Cyborg 1989 Behind The Scenes <360p 2026>
In a matter of weeks, Cyborg went from a non-existent concept to a greenlit production. It was literally a movie made out of spare parts.
Cyborg was shot in under four weeks. It was edited in a frenzy and released in 1989 to near-universal scorn. Critics called it ugly, violent, and nonsensical.
Pyun, sitting in a production office surrounded by unused props and costumes, conceived Cyborg on the fly. He decided to reuse the post-apocalyptic aesthetic of the cancelled He-Man sequel. He approached screenwriter Kitty Chalmers (who is credited on the film, though the script was heavily reworked by Pyun and others) to write a story that could utilize the existing sets—primarily urban decay and industrial ruins. cyborg 1989 behind the scenes
: Unlike the high-flying martial arts seen in Bloodsport , the fights in Cyborg were designed to be brutal and lacking finesse, particularly for the villain Fender (Vincent Klyn). 3. The Battle for the Final Cut
The set was reportedly hellish. Van Damme, young and hungry, was frustrated by the cheapness of the production and clashed frequently with Pyun. He wanted more dialogue, more character, more glory . Pyun wanted raw, silent violence. The tension exploded when Van Damme, in a fit of rage, reportedly punched a light fixture, shattering it and nearly severing his own fingers. Filming had to shut down while he healed, with Pyun using body doubles and shooting around the injury. In a matter of weeks, Cyborg went from
Cyborg isn’t a movie about a post-apocalyptic world. It’s a movie that survived a post-apocalyptic production. And like its metallic heroine, it emerged broken, beautiful, and strangely immortal.

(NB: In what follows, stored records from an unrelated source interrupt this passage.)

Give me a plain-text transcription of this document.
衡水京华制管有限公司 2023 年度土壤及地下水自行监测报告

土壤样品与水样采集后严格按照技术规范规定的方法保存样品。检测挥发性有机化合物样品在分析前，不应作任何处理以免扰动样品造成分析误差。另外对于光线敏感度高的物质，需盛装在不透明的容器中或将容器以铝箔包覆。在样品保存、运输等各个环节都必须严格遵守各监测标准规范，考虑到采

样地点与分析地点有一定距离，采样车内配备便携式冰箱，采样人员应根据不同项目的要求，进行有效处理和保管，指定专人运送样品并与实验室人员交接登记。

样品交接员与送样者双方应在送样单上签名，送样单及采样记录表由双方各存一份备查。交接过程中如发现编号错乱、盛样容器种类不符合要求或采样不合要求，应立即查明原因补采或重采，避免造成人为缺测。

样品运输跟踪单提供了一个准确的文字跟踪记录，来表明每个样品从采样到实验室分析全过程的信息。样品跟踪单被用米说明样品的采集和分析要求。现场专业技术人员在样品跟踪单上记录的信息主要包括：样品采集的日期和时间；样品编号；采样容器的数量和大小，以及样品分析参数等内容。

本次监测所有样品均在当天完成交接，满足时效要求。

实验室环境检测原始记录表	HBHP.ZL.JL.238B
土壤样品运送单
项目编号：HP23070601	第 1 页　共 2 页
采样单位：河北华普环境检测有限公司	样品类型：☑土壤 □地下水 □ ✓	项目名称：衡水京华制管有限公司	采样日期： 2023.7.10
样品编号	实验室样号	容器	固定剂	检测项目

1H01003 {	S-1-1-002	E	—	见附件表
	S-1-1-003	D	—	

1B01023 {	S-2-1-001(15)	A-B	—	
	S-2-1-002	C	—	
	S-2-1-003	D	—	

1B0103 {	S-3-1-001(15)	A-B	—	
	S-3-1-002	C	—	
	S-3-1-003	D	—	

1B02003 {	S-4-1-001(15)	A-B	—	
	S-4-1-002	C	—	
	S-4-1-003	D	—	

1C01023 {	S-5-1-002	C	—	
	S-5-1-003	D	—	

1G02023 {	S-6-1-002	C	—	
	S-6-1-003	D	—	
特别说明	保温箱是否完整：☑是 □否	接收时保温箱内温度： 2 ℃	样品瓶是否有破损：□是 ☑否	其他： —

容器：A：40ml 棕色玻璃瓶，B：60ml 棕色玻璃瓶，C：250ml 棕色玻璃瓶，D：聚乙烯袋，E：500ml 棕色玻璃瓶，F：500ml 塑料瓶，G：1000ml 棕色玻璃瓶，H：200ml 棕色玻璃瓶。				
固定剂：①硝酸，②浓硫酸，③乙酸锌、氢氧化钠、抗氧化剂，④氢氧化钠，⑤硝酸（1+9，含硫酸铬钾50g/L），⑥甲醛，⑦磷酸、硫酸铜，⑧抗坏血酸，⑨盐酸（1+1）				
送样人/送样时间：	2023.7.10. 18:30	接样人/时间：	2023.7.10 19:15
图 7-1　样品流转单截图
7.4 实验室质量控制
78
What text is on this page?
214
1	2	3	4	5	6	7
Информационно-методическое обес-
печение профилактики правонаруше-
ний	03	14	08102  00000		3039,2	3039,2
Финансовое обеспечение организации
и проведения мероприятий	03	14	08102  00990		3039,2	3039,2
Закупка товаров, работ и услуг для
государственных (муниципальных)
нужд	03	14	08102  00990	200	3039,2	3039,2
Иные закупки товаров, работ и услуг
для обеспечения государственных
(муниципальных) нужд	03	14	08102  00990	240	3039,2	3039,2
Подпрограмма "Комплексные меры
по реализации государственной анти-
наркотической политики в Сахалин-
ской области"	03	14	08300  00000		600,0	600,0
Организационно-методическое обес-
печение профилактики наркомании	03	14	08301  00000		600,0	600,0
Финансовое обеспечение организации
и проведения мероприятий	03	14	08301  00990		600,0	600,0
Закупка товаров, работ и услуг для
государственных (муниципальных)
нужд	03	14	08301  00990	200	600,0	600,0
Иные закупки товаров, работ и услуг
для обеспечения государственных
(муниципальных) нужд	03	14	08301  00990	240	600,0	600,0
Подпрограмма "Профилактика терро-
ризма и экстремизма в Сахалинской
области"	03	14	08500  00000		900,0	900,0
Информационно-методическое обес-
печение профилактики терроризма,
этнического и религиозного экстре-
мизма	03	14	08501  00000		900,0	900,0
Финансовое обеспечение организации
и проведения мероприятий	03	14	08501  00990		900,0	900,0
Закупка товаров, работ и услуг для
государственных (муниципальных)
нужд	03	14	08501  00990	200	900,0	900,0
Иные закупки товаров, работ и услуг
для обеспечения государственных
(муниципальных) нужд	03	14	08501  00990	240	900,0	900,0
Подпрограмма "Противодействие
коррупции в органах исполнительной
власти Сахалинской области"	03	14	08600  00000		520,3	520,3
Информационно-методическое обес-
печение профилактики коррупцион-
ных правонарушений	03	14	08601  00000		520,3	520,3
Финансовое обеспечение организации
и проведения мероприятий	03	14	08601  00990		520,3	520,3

: Director Albert Pyun originally wanted to release the film in black and white to give it a "Norwegian film feeling". It was edited in a frenzy and released
The myth surrounding Cyborg is that there was "no script." That’s half true. There was a 70-page treatment, which Pyun described as "a tone poem of violence." But a traditional script with dialogue and scene numbers? Not really.